With that basic setup out of the way, you’ll have gained the following superpower: Any time you cd (or j) into a directory that contains a .envrc file, direnv will run any commands that it finds in that file. You can use this for all sorts of things like setting up environment variables, adding things to your $PATH, or fetching new commits from a remote.

It’s super-easy to get overwhelmed by automation possibility and never actually build anything, so when setting up a new project, I recommend starting simple:

  1. Let your team know that you’re going to start using direnv. Explain to them what the new .envrc file is and why it’s awesome. Encourage them to try it out and let them know that there’s a pretty nifty security feature that makes it less scary than some other methods for shared shell hackery. If your colleagues don’t want to use direnv, they can safely ignore it while you continue to benefit from your newfound automation prowess.
  2. Make a new .envrc file for your project and check it into source control. You can add whatever you like in here. I like to keep things simple and just add my project’s local bin directory to my $PATH to start with. That looks like this:

    
    # .envrc
    PATH=./bin:$PATH
    

Automate All the Things!

Whenever you find yourself doing something on the project more than once, take a moment to write a little script in your bin directory. I like to add tiny scripts that automate everyday tasks like opening up our project repo page on GitHub:


# ./bin/repo
#!/usr/bin/env bash

open "https://github.com/atomicobject/secret-project"

or opening the web interface to our continuous integration server:


# ./bin/ci
#!/usr/bin/env bash

open "https://circleci.com/atomicobject/secret-project"

or opening our project management tool:


# ./bin/tracker
#!/usr/bin/env bash

open "https://pivotaltracker.com/atomicobject/secret-project"

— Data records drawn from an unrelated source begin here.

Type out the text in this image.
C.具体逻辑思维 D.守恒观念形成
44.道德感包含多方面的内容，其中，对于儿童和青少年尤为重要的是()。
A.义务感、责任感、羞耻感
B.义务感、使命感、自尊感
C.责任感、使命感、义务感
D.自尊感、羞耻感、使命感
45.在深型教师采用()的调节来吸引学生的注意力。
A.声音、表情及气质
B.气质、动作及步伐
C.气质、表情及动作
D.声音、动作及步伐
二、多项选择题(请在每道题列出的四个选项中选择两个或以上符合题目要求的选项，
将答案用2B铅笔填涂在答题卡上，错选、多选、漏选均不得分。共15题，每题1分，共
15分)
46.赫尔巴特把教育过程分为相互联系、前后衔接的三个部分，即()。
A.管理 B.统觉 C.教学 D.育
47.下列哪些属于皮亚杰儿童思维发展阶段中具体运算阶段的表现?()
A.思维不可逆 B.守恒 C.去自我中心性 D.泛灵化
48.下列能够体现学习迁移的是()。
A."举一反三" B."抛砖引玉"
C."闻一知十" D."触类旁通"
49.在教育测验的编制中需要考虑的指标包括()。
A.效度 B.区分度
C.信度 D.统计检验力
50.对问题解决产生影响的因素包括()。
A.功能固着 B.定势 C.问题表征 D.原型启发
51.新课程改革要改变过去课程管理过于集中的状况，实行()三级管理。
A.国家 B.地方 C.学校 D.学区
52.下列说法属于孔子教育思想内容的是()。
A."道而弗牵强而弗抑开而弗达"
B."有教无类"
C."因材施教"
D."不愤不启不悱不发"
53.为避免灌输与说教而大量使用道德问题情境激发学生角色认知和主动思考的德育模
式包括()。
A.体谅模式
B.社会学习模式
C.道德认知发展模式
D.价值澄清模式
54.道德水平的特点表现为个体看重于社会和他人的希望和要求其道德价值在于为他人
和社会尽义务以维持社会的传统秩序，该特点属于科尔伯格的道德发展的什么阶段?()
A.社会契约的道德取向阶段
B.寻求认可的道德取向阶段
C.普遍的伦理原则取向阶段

Because I’m working on a mobile app right now, I occasionally need to update the marketing version number for our project. I used to do that manually for our iOS and Android builds, but a while back, I took 10 minutes and whipped up this script:


# ./bin/new-marketing-version
#!/usr/bin/env bash

# Expects one argument, the new marketing version
[ $# -ne 1 ] && echo "What new marketing version would you like?"

output=$(mktemp)
old_marketing_version=$(cd ios || exit; agvtool what-marketing-version -terse1 | perl -pe 's/\./\\./g')
cd ios || exit; agvtool new-marketing-version "${1}"
cd - || exit
cat android/app/build.gradle \
| perl -pe "s/${old_marketing_version}/${1}/g" > "${output}"
mv "${output}" android/app/build.gradle
rm "${output}"

Now, I can just run:


> new-marketing-version 1.2.3

For some reason, being able to run my own automation scripts as if they were first-class citizens of my command line has driven my motivation to automate way more tasks on my project than I used to. That’s good for my client because I’m a smidge faster and I reduce the possibility for mistakes. It’s good for my team because odds are that they can benefit from the same scripts. And it’s good for me because I get a little micro-burst of pride-in-craftsmanship every time I run repo instead of opening a web browser, tapping ⌘L, then github, then tapping down a few times to find my repo, then ⏎.

How do you power up your projects with automation?